Rall has worked on lead poisoning in Kosovo. About 600 Roma, Ashkali, and Balkan Egyptian minorities lived in lead-contaminated UN-operated camps for more than a decade following the end of the war in Kosovo. “The situation in Kosovo should be a real warning,” she said. “When you put already marginalized, vulnerable communities in a camp under very difficult circumstances and then expose them to toxic lead, this makes their life so much harder in the short term but can also affect them for years to come.” Rall told me how families “face challenges with being able to afford healthy and nutritious food, which is particularly important for children who have been exposed to lead,” and find there is “little support for children with disabilities at school.”
Setting the stage for catastrophe
The proven, inseparable link between developmental disabilities and lead makes Mavrovouni’s situation especially alarming. Displaced people with disabilities struggle to access food, hygiene, and basic services. Chelation therapy, the treatment for acute lead poisoning, is expensive, can have severe side effects if used over extended periods of time, and is likely inaccessible for asylum-seekers.
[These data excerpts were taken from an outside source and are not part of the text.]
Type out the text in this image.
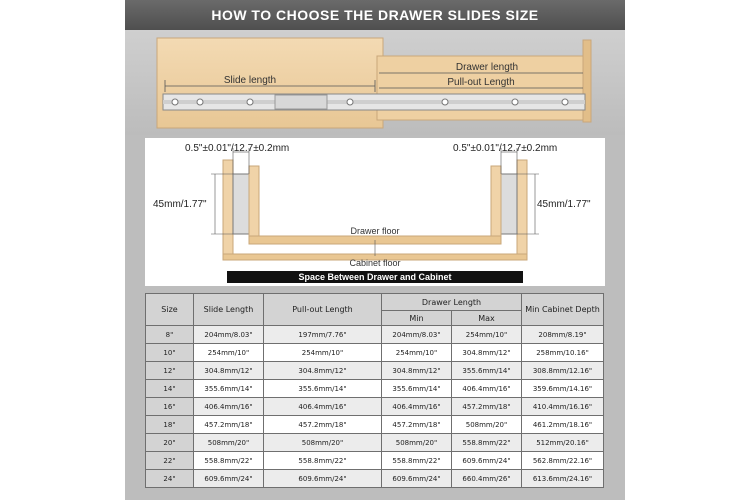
HOW TO CHOOSE THE DRAWER SLIDES SIZE
Slide length
Drawer length
Pull-out Length
0.5"±0.01"/12.7±0.2mm	0.5"±0.01"/12.7±0.2mm
45mm/1.77"	45mm/1.77"
Drawer floor
Cabinet floor
Space Between Drawer and Cabinet
Size	Slide Length	Pull-out Length	Drawer Length		Min Cabinet Depth
			Min	Max	
8"	204mm/8.03"	197mm/7.76"	204mm/8.03"	254mm/10"	208mm/8.19"
10"	254mm/10"	254mm/10"	254mm/10"	304.8mm/12"	258mm/10.16"
12"	304.8mm/12"	304.8mm/12"	304.8mm/12"	355.6mm/14"	308.8mm/12.16"
14"	355.6mm/14"	355.6mm/14"	355.6mm/14"	406.4mm/16"	359.6mm/14.16"
16"	406.4mm/16"	406.4mm/16"	406.4mm/16"	457.2mm/18"	410.4mm/16.16"
18"	457.2mm/18"	457.2mm/18"	457.2mm/18"	508mm/20"	461.2mm/18.16"
20"	508mm/20"	508mm/20"	508mm/20"	558.8mm/22"	512mm/20.16"
22"	558.8mm/22"	558.8mm/22"	558.8mm/22"	609.6mm/24"	562.8mm/22.16"
24"	609.6mm/24"	609.6mm/24"	609.6mm/24"	660.4mm/26"	613.6mm/24.16"
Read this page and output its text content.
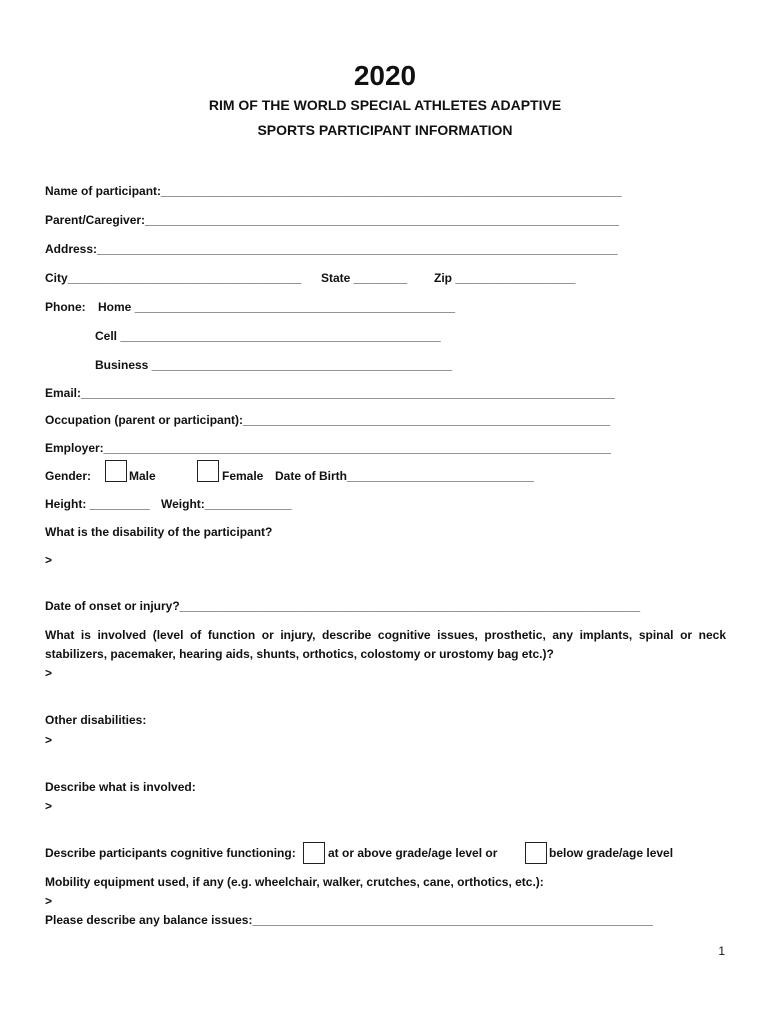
2020
RIM OF THE WORLD SPECIAL ATHLETES ADAPTIVE
SPORTS PARTICIPANT INFORMATION
Name of participant:_____________________________________________________________________
Parent/Caregiver:_______________________________________________________________________
Address:______________________________________________________________________________
City___________________________________ State ________ Zip __________________
Phone: Home ________________________________________________
Cell ________________________________________________
Business _____________________________________________
Email:________________________________________________________________________________
Occupation (parent or participant):_______________________________________________________
Employer:____________________________________________________________________________
Gender:	Male	Female Date of Birth____________________________
Height: _________ Weight:_____________
What is the disability of the participant?
>
Date of onset or injury?_____________________________________________________________________
What is involved (level of function or injury, describe cognitive issues, prosthetic, any implants, spinal or neck stabilizers, pacemaker, hearing aids, shunts, orthotics, colostomy or urostomy bag etc.)?
>
Other disabilities:
>
Describe what is involved:
>
Describe participants cognitive functioning:	at or above grade/age level or	below grade/age level
Mobility equipment used, if any (e.g. wheelchair, walker, crutches, cane, orthotics, etc.):
>
Please describe any balance issues:____________________________________________________________
1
By refusing or delaying soil testing, and by delaying prompt relocation of residents while it is determined whether the camp’s land can be cleared of lead and weapons, the Greek government leaves residents steeped in environmental racism. If any of the several thousand children in the camp have been exposed to lead, will they be adequately tested? If they acquire illnesses or developmental disabilities, will the Greek government, or the EU, or the UN, pay for their treatment? Who will fund the children’s lifelong care if needed?
In a 2001 feature on Dr. Herb Needleman, the physician who spearheaded research on lead’s damaging effects, Rebecca Skloot recounted Dr. Needleman’s experience treating a young girl who had ingested lead from paint on the walls of her Philadelphia home. Though close to death, the girl responded to EDTA chelation. When Dr. Needleman told the girl’s mother that the family must move from their lead-contaminated home, located in a low-income neighborhood, or the child would become brain damaged, the girl’s mother replied, “Where can I go? Any house I can afford will be no different from the house I live in now.” Dr. Needleman realized that the poisoning he had treated was not the true disease. The patient’s disease “was where she lived and why she was allowed to live there.”
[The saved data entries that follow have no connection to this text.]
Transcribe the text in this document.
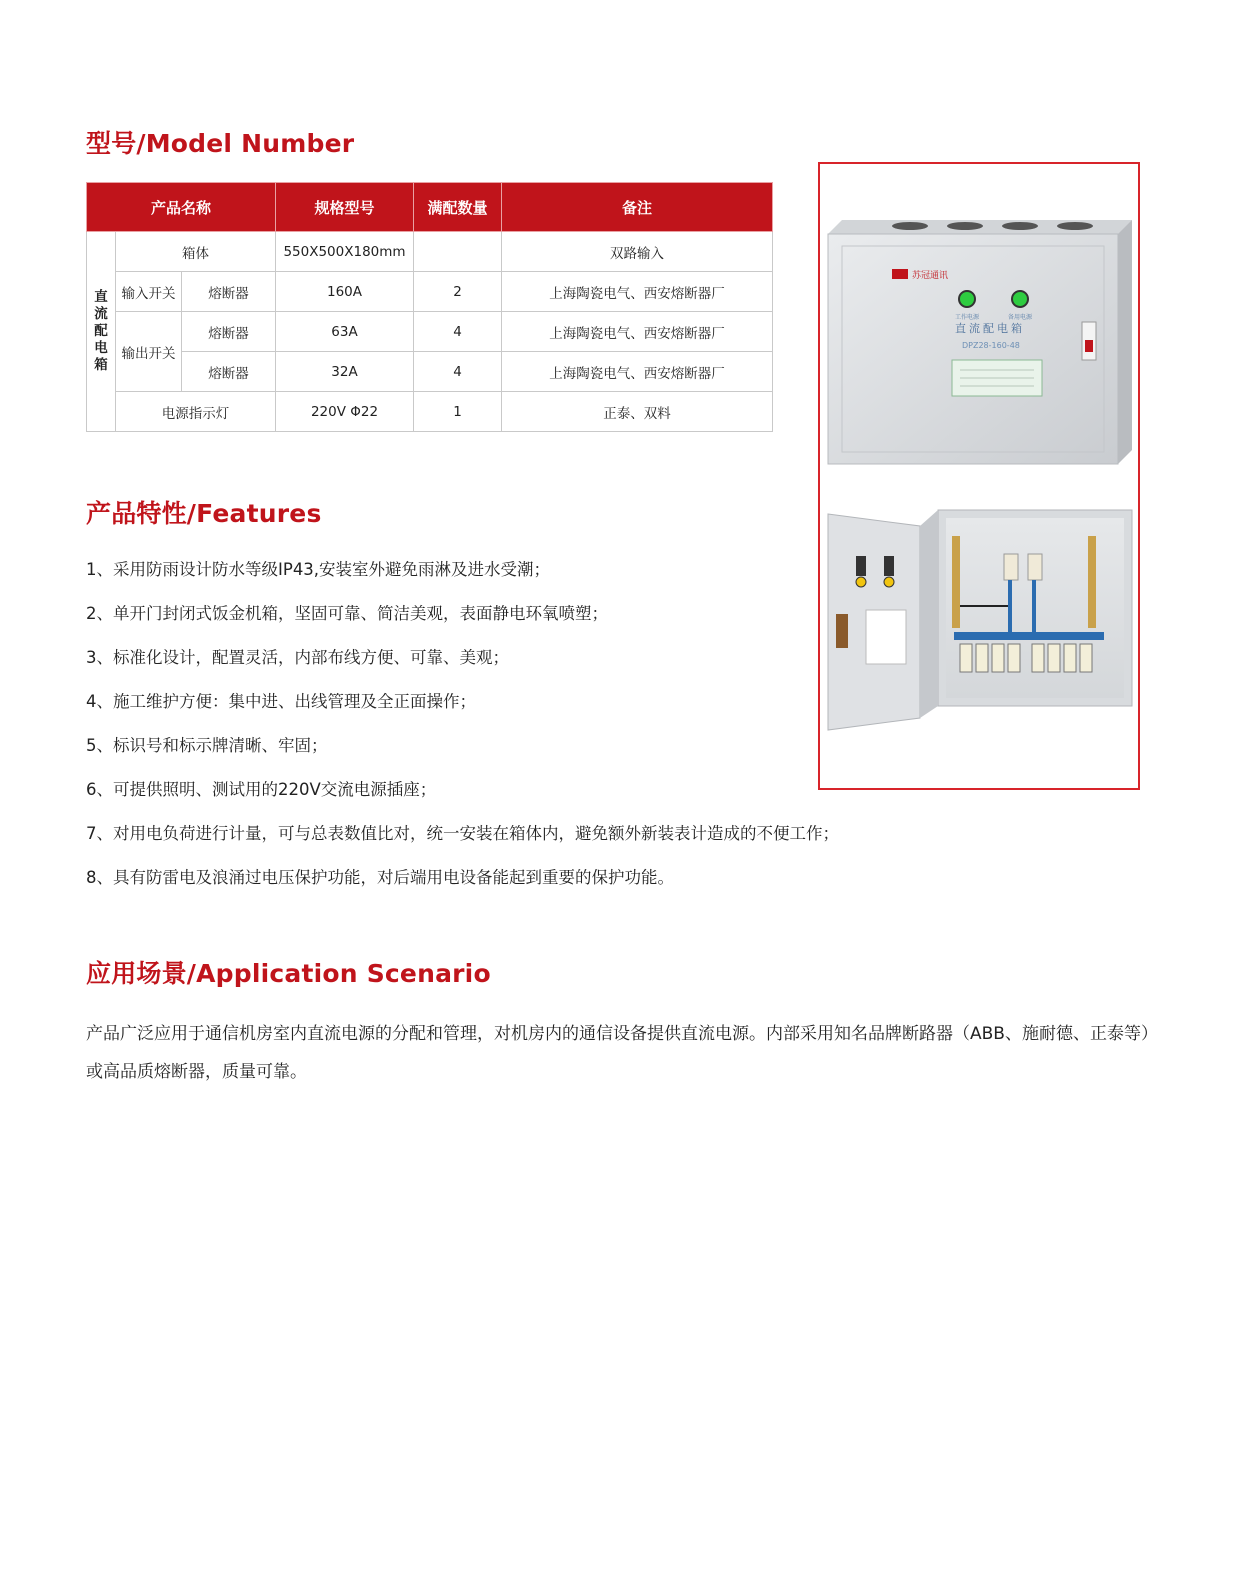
型号/Model Number
产品名称			规格型号	满配数量	备注

直
流
配
电
箱	箱体		550X500X180mm		双路输入
	输入开关	熔断器	160A	2	上海陶瓷电气、西安熔断器厂
	输出开关	熔断器	63A	4	上海陶瓷电气、西安熔断器厂
		熔断器	32A	4	上海陶瓷电气、西安熔断器厂
	电源指示灯		220V Φ22	1	正泰、双料
苏冠通讯
工作电源	备用电源
直流配电箱
DPZ28-160-48
产品特性/Features
1、采用防雨设计防水等级IP43,安装室外避免雨淋及进水受潮；
2、单开门封闭式饭金机箱，坚固可靠、简洁美观，表面静电环氧喷塑；
3、标准化设计，配置灵活，内部布线方便、可靠、美观；
4、施工维护方便：集中进、出线管理及全正面操作；
5、标识号和标示牌清晰、牢固；
6、可提供照明、测试用的220V交流电源插座；
7、对用电负荷进行计量，可与总表数值比对，统一安装在箱体内，避免额外新装表计造成的不便工作；
8、具有防雷电及浪涌过电压保护功能，对后端用电设备能起到重要的保护功能。
应用场景/Application Scenario

产品广泛应用于通信机房室内直流电源的分配和管理，对机房内的通信设备提供直流电源。内部采用知名品牌断路器（ABB、施耐德、正泰等）或高品质熔断器，质量可靠。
The Greek government’s shirking of its responsibilities in Mavrovouni is not only a result of the EU’s, and the world’s, mishandling of the displacement crisis. It is a warning about another potential catastrophe. Displaced people must not merely be provided with minimal shelter, basic sustenance, and subpar sanitation. They are entitled to live in an environment guaranteed to be safe from toxic exposure, and guaranteed not to put them at heightened risk for illnesses and disabilities. Anything less is blatant environmental racism. (Especially damning in light of evidence of the links between environmental racism and COVID-19.)
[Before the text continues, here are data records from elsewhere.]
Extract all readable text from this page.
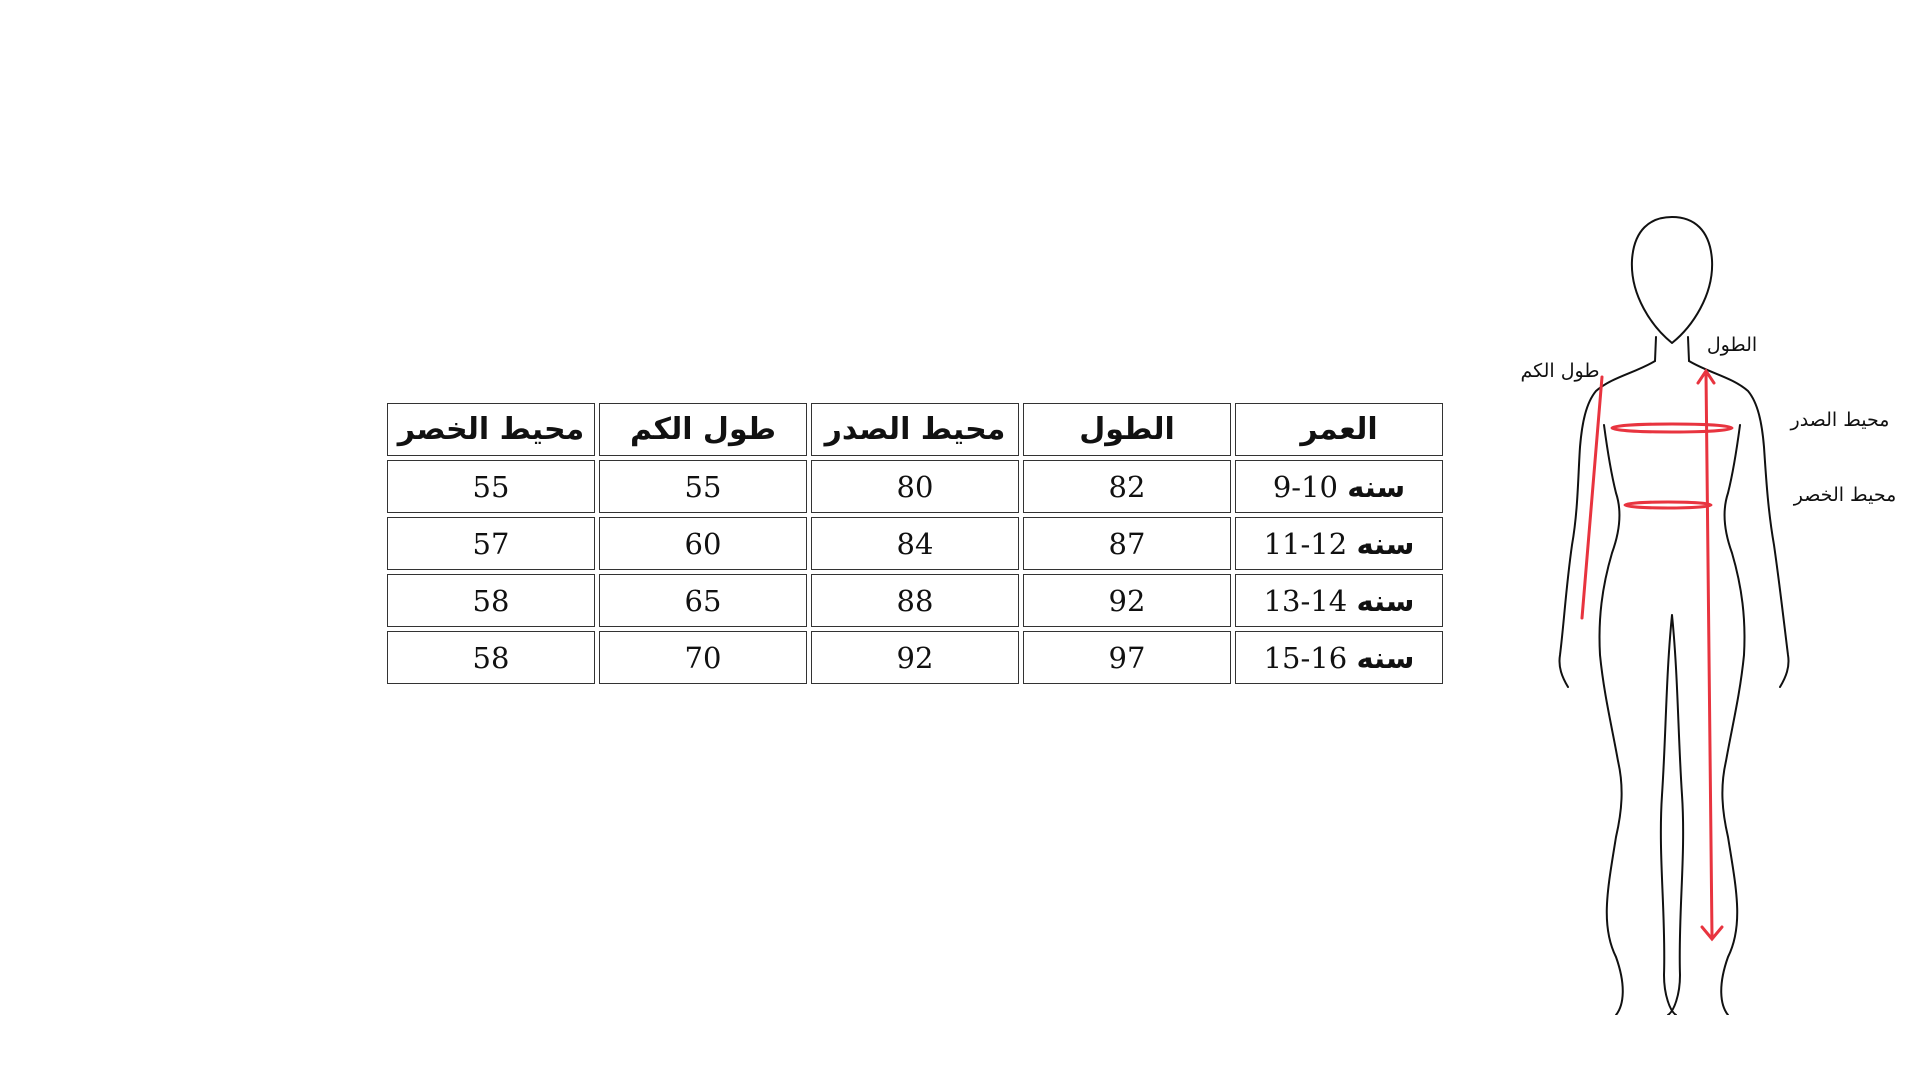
العمر	الطول	محيط الصدر	طول الكم	محيط الخصر
سنه 9-10	82	80	55	55
سنه 11-12	87	84	60	57
سنه 13-14	92	88	65	58
سنه 15-16	97	92	70	58
الطول
طول الكم
محيط الصدر
محيط الخصر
Conditions at Mavrovouni must be recognized as abnormal. The first step forward is a full inspection of Mavrovouni, and lead blood testing for residents. The Greek government, and the EU, must reform policies regarding camp establishment and management to ensure transparent, thorough investigations of camps. Sites must be determined to be safe, in accordance with international health and environmental standards, prior to placing displaced people there.